Monday, September 26, 2011

Red John and the Writer’s Obligation

If you know who Red John is, you know I’m going to talk about the TV mystery show, THE MENTALIST.  If you’ve not seen the season opener, spoilers abound.  Read at your own risk.  (You can watch the season premier for free on the CBS website.)
If you don’t watch THE MENTALIST, I’ll try to give you enough information so you can connect what I’m saying to your own writing.
The Primary Backstory to THE MENTALIST.
Patrick Jane, a pretend-psychic/conman with an extraordinary ability to read people’s hidden physical communication and personalities, makes the mistake of saying publicly that he will help the police catch Red John, a brilliant serial killer who vivisects his female victims.  
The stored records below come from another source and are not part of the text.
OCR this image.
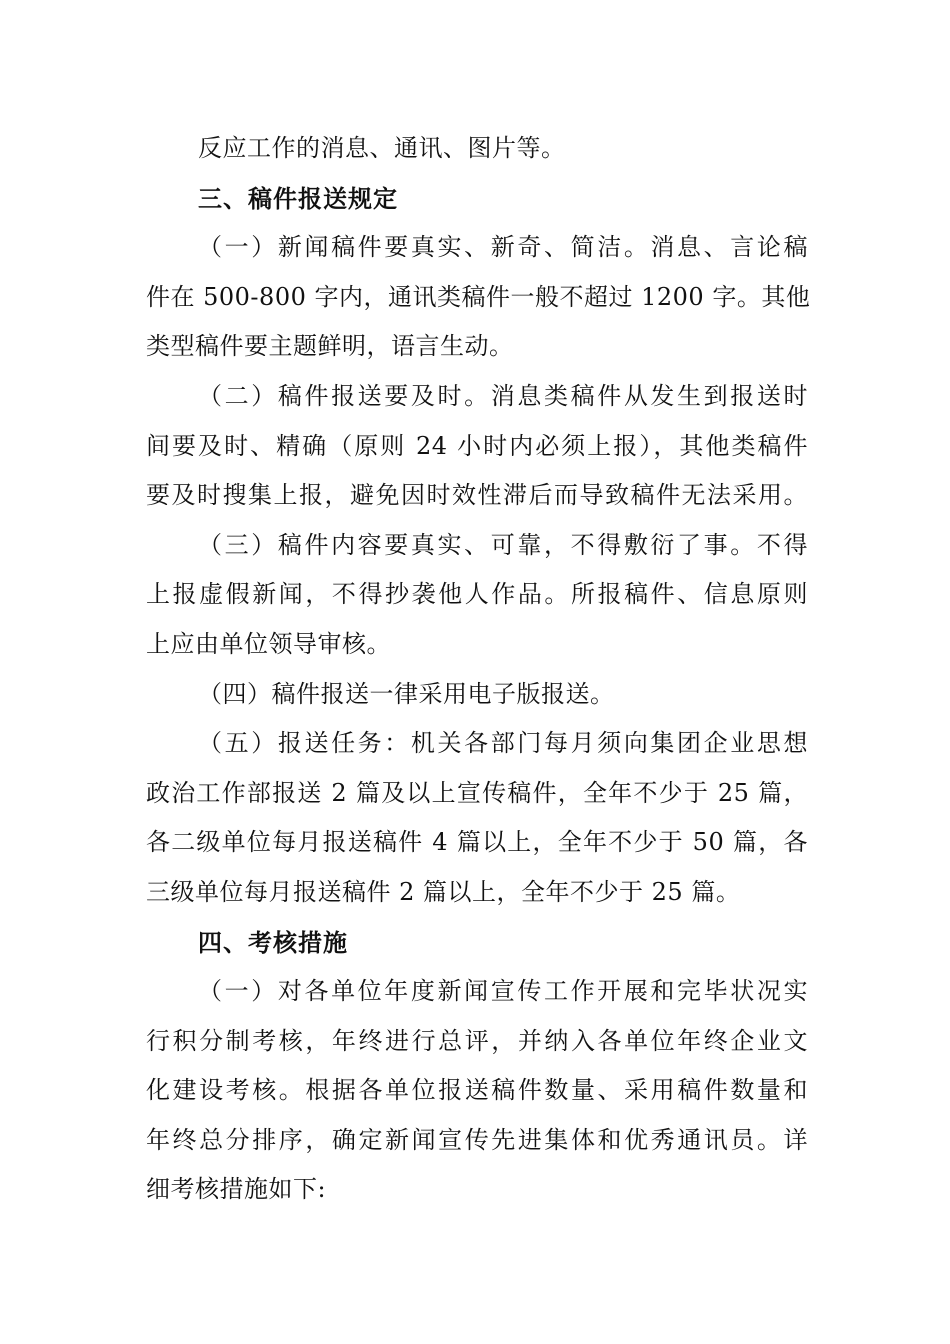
反应工作的消息、通讯、图片等。
三、稿件报送规定
（一）新闻稿件要真实、新奇、简洁。消息、言论稿
件在 500-800 字内，通讯类稿件一般不超过 1200 字。其他
类型稿件要主题鲜明，语言生动。
（二）稿件报送要及时。消息类稿件从发生到报送时
间要及时、精确（原则 24 小时内必须上报），其他类稿件
要及时搜集上报，避免因时效性滞后而导致稿件无法采用。
（三）稿件内容要真实、可靠，不得敷衍了事。不得
上报虚假新闻，不得抄袭他人作品。所报稿件、信息原则
上应由单位领导审核。
（四）稿件报送一律采用电子版报送。
（五）报送任务：机关各部门每月须向集团企业思想
政治工作部报送 2 篇及以上宣传稿件，全年不少于 25 篇，
各二级单位每月报送稿件 4 篇以上，全年不少于 50 篇，各
三级单位每月报送稿件 2 篇以上，全年不少于 25 篇。
四、考核措施
（一）对各单位年度新闻宣传工作开展和完毕状况实
行积分制考核，年终进行总评，并纳入各单位年终企业文
化建设考核。根据各单位报送稿件数量、采用稿件数量和
年终总分排序，确定新闻宣传先进集体和优秀通讯员。详
细考核措施如下:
Patrick returns home to find his beloved wife and young daughter murdered by Red John.  To save his teetering sanity as well as seek revenge, he joins a special unit of the California State Police which handles the most difficult murder cases.  He swears he will kill Red John when he finds him.
His success rate at solving murders is phenomenal, but his fondness for using others and playing cruel games with people’s emotions makes him unlikable and a thorn in the side of any powerful person he comes in contact with.  
Red John plays his own games with Patrick by using other killers to taunt him and to make him fear for the safety of anyone he cares about.
The Big Twist
Last season involved a whole season story arc about a murder inside of the police station of one of Red John’s minions who has been captured and who would have given Patrick and the police clues to Red John’s identity.  They must discover who the murderer/mole within the department is.  
In the final episode, Patrick lures out the mole and Red John.  Patrick and his nemesis, a bland-looking and successful businessman, come face to face in a mall food court where his nemesis admits who he is and tells Patrick details only he would know about the brutal murder of Patrick’s family.  As Red John who is armed turns to leave, Patrick uses his hidden gun to kill him, then sits down and waits for the authorities to arrest him.
In the season premier, Patrick is in jail and waiting for his trial.  The state hierarchy is so busy protecting their rears that they have done nothing to prove Patrick’s story to be true, and his victim doesn’t appear to be a cold-blooded serial killer.  Patrick’s friends on his police team go behind their superiors’ backs and with Jane’s help prove that the dead man and his wife kidnap and kill women in a hidden room in their basement.
The jury finds him innocent because of his belief that he had a right to stop the man who had killed his family and planned to keep killing.
Patrick then tells his partner Lisbon that the man wasn’t Red John, after all.
Writer Obligations
Quite a surprise twist, wasn’t it?
But did it work?
Yes.
Was it fair?
Absolutely not.
If a writer is fair to his reader, the clues to the twist have been planted all along, and when the reader looks back, he can see plainly what he’s ignored as unimportant or misread.  
Think about Snape in the Harry Potter novels.  The clues to his big surprise are planted through the novels.  Or Bruce Willis’ character in THE SIXTH SENSE.  His big twist is laid out long before the big tah-dah of the revelation of what he is.
In THE MENTALIST, the surprise twist of not-Red John had no clues that pointed to that fact up to murder in the mall.  All the clues said that the man was Red John.  
The writers and runners of the show had said more than once before and after the airing of the show that it was Red John who died which is a second betrayal of fans.  
The season premier tossed out a few clues to not-Red John, but they were too little and too late in regaining my trust in their honest storytelling.  
Will I continue watching after being betrayed so completely?  I’m not really sure.  
Would I ever write a story that was so unfair or read the author again if they cheated like that?  Absolutely not.
Now, I toss this out to you.  Do you think the writers played fair and did the big twist work?